Arrestato Antonio Patruno: assaltò un portavalori sull’A14. Si nascondeva in un agriturismo di Cerignola
VASTO. È finita la fuga di Antonio Patruno, 49 anni, di Cerignola, uno dei componenti della gang di incappucciati armati di kalashnikov che nel dicembre 2012 assaltò e rapinò un furgone portavalori sull’A14, a Vasto. Latitante da 7 mesi, l’uomo è stato catturato in un agriturismo dismesso di Ascoli Satriano, in provincia di Foggia. A catturarlo sono stati i carabinieri del nucleo investigativo di Foggia. Condannato a una pena di 15 anni di carcere per rapina aggravata, ricettazione, attentato ai trasporti, detenzione e porto illegale di armi deve scontare ancora 12 anni. Il ricorso in Cassazione presentato dal suo difensore è stato rigettato.
Dal luglio scorso, l’uomo si era reso irreperibile. Era ricercato su tutto il territorio nazionale. La svolta nelle ricerche è arrivata domenica sera. I carabinieri del nucleo investigativo di Foggia, supportati in fase esecutiva dallo squadrone eliportato Cacciatori di Puglia e Sos, squadre operative di supporto addestrate anche per le operazioni antiterrorismo, coordinate dalla Procura di Foggia, hanno effettuato un blitz nell’agriturismo dismesso alla periferia di Ascoli Satriano.
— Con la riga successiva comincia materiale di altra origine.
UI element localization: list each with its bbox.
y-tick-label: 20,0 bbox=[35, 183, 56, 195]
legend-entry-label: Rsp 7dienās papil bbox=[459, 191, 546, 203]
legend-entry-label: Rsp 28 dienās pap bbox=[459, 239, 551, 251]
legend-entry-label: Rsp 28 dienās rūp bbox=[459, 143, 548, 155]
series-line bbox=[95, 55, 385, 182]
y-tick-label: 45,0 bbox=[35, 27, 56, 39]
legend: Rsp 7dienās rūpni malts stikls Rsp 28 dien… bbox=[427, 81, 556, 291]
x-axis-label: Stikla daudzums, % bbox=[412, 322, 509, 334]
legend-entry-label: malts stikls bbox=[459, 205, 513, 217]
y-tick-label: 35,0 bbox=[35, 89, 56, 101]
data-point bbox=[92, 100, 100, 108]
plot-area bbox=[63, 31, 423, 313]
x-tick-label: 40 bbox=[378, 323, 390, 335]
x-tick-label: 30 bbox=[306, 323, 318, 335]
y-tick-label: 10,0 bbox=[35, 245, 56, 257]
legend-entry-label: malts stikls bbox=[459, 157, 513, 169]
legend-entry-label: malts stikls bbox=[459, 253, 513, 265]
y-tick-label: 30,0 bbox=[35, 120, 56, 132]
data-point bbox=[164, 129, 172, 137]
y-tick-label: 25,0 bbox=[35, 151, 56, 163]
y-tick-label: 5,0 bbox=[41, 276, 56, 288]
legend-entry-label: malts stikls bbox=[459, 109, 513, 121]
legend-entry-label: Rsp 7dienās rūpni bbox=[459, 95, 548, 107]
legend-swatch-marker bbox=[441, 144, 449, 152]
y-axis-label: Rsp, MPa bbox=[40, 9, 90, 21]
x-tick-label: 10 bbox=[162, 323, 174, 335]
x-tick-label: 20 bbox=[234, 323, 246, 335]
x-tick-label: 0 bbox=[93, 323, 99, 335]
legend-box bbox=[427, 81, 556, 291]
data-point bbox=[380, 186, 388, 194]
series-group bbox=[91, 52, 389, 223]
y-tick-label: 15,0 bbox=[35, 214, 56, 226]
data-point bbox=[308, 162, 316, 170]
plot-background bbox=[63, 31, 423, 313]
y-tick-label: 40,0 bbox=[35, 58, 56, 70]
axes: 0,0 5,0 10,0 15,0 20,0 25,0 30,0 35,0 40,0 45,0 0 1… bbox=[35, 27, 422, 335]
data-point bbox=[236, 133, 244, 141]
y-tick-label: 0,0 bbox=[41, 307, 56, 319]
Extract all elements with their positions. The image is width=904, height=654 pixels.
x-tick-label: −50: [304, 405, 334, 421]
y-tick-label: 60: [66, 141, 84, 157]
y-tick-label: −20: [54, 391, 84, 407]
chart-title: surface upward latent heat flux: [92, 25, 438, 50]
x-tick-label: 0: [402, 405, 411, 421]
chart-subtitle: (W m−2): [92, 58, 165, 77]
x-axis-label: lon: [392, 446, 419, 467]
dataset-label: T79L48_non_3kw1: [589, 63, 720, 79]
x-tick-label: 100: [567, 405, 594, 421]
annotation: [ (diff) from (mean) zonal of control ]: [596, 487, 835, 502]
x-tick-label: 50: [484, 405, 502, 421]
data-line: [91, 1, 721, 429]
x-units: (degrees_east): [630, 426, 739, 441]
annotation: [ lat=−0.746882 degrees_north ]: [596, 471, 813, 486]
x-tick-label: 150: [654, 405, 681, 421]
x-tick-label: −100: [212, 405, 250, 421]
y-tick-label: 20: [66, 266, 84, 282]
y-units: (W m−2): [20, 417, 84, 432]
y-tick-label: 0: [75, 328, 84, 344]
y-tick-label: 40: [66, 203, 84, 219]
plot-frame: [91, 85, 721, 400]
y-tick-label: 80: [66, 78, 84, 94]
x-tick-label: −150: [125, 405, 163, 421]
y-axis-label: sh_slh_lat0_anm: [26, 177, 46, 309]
L’uomo aveva con se del materiale che gli inquirenti definiscono utile.
Il 19 dicembre 2014 un gruppo di 7 persone a bordo di tre auto bloccò il traffico sull’A14 disseminando l’asfalto di chiodi e 5 punte. I rapinatori crivellarono il furgone di colpi, poi lo aprirono con le mole portando via 600mila euro e tremila franchi svizzeri. Una vicenda che a Vasto si ricorda ancora con terrore.
Nel covo, insieme a lui c’era anche un imprenditore agricolo incensurato che l’avrebbe aiutato a nascondersi: l’uomo è ritenuto un fiancheggiatore del 49enne. Nel corso delle indagini preliminari, sono stati raccolti elementi investigativi a suo carico, non solo per quanto riguarda il sostegno fornito a Patruno, ma anche per quanto concerne la detenzione illegale di un fucile a pompa, di circa duecento munizioni calibro 12 e la ricettazione di alcuni mezzi rubati od oggetto di rapina in provincia di Foggia. Lunedì si è svolta per lui l’udienza di convalida davanti al Tribunale di Foggia. (p.c.)